A significant security flaw has been discovered in PHP, posing a risk of remote code execution on Windows servers.
The vulnerability, identified as CVE-2024-4577, affects all PHP versions on Windows and is categorized as a CGI argument injection flaw. According to the security researcher, this issue enables attackers to bypass protections established for a previous vulnerability, CVE-2012-1823.
During PHP implementation, the team overlooked the Best-Fit feature of encoding conversion in Windows, which allows unauthenticated attackers to bypass the prior protection using specific character sequences. This leads to arbitrary code execution on remote PHP servers through argument injection attacks.
After responsibly disclosing the vulnerability on May 7, 2024, PHP versions 8.3.8, 8.2.20, and 8.1.29 have received patches to address the flaw. DEVCORE has indicated that all XAMPP installations on Windows are vulnerable by default if configured to use Traditional Chinese, Simplified Chinese, or Japanese locales.
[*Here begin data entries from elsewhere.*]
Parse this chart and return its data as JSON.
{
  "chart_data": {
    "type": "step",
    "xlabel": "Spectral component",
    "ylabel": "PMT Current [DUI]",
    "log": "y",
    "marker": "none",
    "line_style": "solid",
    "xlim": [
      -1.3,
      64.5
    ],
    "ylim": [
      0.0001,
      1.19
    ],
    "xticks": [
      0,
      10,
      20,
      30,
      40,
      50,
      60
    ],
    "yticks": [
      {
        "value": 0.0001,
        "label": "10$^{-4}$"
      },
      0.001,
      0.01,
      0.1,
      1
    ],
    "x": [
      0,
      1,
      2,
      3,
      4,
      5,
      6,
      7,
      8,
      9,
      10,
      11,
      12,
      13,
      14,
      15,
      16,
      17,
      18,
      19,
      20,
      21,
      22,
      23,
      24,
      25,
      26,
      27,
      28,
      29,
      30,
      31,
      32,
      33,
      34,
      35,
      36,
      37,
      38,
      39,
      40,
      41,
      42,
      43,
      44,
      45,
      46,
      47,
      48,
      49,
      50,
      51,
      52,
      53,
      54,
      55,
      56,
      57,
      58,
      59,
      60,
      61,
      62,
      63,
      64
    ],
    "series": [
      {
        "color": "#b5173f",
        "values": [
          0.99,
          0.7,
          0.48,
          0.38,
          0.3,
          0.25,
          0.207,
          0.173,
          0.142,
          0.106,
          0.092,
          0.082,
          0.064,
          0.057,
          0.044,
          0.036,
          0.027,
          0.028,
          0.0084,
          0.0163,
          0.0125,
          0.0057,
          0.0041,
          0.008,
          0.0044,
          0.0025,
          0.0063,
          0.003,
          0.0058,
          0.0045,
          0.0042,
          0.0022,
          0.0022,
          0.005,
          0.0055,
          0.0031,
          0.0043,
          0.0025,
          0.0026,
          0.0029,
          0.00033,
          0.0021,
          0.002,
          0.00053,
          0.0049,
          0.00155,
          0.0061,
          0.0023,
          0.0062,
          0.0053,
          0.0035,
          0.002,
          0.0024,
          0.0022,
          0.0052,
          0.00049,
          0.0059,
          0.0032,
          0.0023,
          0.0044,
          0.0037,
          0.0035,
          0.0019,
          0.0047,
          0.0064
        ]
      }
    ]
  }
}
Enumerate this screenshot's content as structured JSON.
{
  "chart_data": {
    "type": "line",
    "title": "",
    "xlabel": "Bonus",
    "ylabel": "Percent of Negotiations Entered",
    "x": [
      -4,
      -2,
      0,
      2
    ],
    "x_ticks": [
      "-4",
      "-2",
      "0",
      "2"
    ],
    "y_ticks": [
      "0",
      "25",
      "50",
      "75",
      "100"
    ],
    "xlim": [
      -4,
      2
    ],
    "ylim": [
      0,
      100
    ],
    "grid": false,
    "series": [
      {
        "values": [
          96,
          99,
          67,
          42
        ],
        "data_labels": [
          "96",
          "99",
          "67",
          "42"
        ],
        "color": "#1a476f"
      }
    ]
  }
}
The Taiwanese firm advises administrators to abandon the outdated PHP CGI and adopt more secure solutions like Mod-PHP, FastCGI, or PHP-FPM.
The researcher reported detecting exploitation attempts against its honeypot servers within 24 hours of the public disclosure. Additionally, another researcher successfully developed an exploit for CVE-2024-4577, emphasizing the urgent need for users to apply the latest patches.
Security researcher warned, “This bug has a straightforward exploit, and those using affected configurations with Chinese or Japanese locales should patch immediately, as the bug is likely to be widely exploited due to its low complexity.”
To mitigate the risk posed by the PHP vulnerability (CVE-2024-4577), administrators should promptly update PHP to the latest patched versions. Avoid using outdated PHP CGI configurations, opting for more secure alternatives like Mod-PHP, FastCGI, or PHP-FPM. Implementing network segmentation and using web application firewalls can help protect against potential exploitation. Conduct regular security audits and vulnerability assessments to identify and address weaknesses in the system.